A long-awaited documentary on the influential 80s D.C. hardcore scene Salad Days: A Decade of Punk in Washington, D.C., makes its hometown premiere tonight (Dec. 19) at the AFI Silver Theatre and Cultural Center in Silver Spring, MD. The first of the four-sold out screenings this weekend will feature a conversation with the film’s director Scott Crawford, executive producer Jim Saah and Kenny Inouye from the band Marginal Man interviewed by WTOP radio’s Neil Augenstein (formerly of the D.C. band Modest Proposal).
Salad Days is a rather completist film and features a cavalcade of D.C. hardcore’s leading lights interspersed with archival footage and photographs. The documentary is as much an historical document as it is an informative and entertaining overview on the rise of D.C. hardcore and its lasting influence.
“We must have interviewed over 100 people for the film,” Crawford tells Billboard. “We traveled all over the country and there were plenty of others I would’ve liked to have interviewed, but scheduling and budgets were always a concern.” That is likely a good thing.
Of course Ian MacKaye, D.C.’s Ur-punk rocker and the driving force behind the Teen Idols, Minor Threat, Embrace, Fugazi, Dischord Records and the scene in general, is featured prominently. Early on he describes the profound impact seeing The Cramps play at Georgetown University had on him — which included singer Lux Interior vomiting, leaving the stage and returning to play. “That was it,” Mackaye exclaims in the film, “That was the night I was like, ‘I’m cutting my hair.”
Here too is Henry Rollins of SOA (and later Black Flag and Rollins Band) paying homage to the influential Bad Brains and recalling how he learned to fight fending off the suburbanites in Camaros who bullied the teenaged punk rockers loitering about Georgetown’s Wisconsin Avenue and M Street. Dave Grohl makes several appearances and rather emotionally credits his days playing in Scream and the scene in Washington as making him the person he is today (see his HBO series Sonic Highways‘ D.C. episode). It’s a claim repeated throughout Salad Days by many of the other middle-aged talking punk heads.
Crawford — who himself came to the scene as a precocious 12-year-old, played in bands, had a label and ran the Metrotimes fanzine thirty years earlier (before becoming the editor of HARP and Blurt Online) — makes the film something of closed circle. “A lot of the people in the film I first interviewed as a kid,” the director explains. While that insideriness surely put his subjects at ease, it may not have afforded the film much critical distance.

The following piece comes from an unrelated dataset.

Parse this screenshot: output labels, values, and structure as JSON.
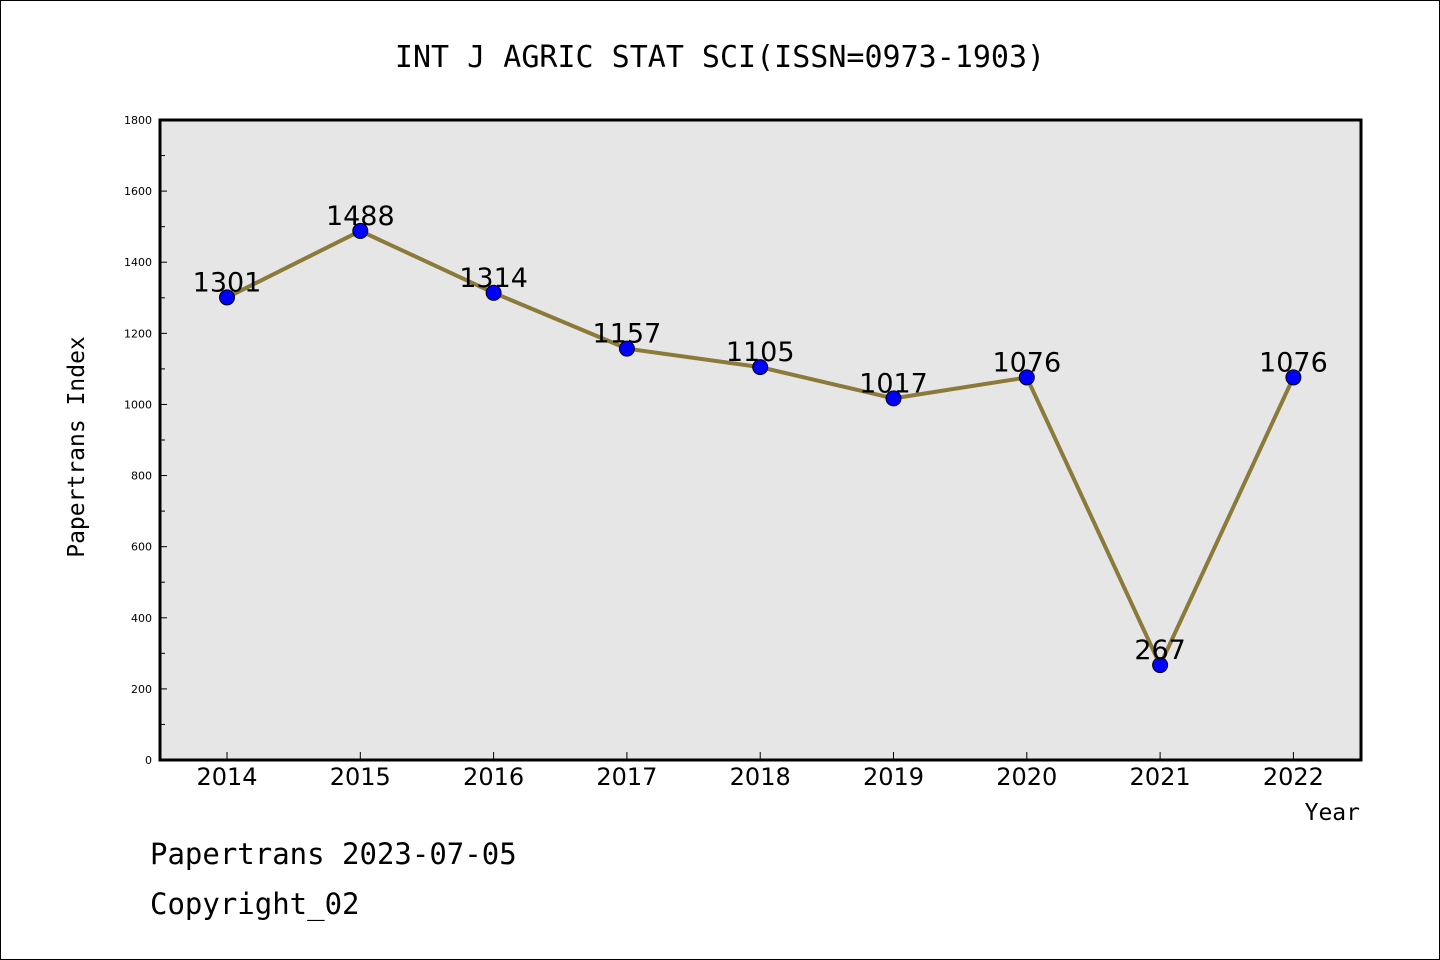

But the film’s powerful music and incendiary live performance footage by the likes of the Bad Brains, Teen Idols, SOA, Government Issue, Void, Faith, Marginal Man, Grey Matter, Rites of Spring, Embrace Dag Nasty, Fugazi and many others speaks for itself and is a constant highlight. That it’s mostly young males with testosterone pumping at full fury skronking, screaming and stage-diving across D.C. house parties, clubs, alternative performance spaces and political benefits lends a certain credence to Thurston Moore‘s hilarious commentary on how the scene changed once people started “getting laid.”
Salad Days, which is named after a Minor Threat song mocking nostalgia, is laid out chronologically, but there are enough twists and turns in the volatile scene’s history and dozens and dozens of musicians to keep the film moving apace. There’s Minor Threat’s break-up following their legendary 1983 show with D.C’s fantastic go-go band Trouble Funk as recounted by Brian Baker, Brendan Canty and Mackaye; the scene’s struggle to ward off jackbooted thugs and misogyny; the debate over political activism; and the so-called “Revolution Summer of 1985” and the rise of what is termed “emo.”
It’s all set against a backdrop of 1980s Washington, D.C. in its pre-gentrified splendor and squalor: deserted, riot-scarred streets, a growing crack epidemic and the city’s infamous U.S. murder capitol title that arose under the reigns of Ronald Reagan (reviled by D.C. punks) and the scandal-ridden administration of Mayor Marion Barry. It is a city now all but unrecognizable in what Forbes recently called “America’s coolest city” (a.k.a. the kiss of death).
The film took Crawford four years and $50,000 to make, which he raised on Kickstarter. “I had been thinking about making a documentary about the D.C. punk scene for a long time,” he says. ” It was quite a journey.”
Salad Days will hit the film festival circuit through spring and make a theatrical run around March. Crawford is working on a coffee table book about the film with never before seen photos and anecdotal outtakes from the film which will be published by Akashic Books (founded by Girls Against Boys‘ Johnny Temple).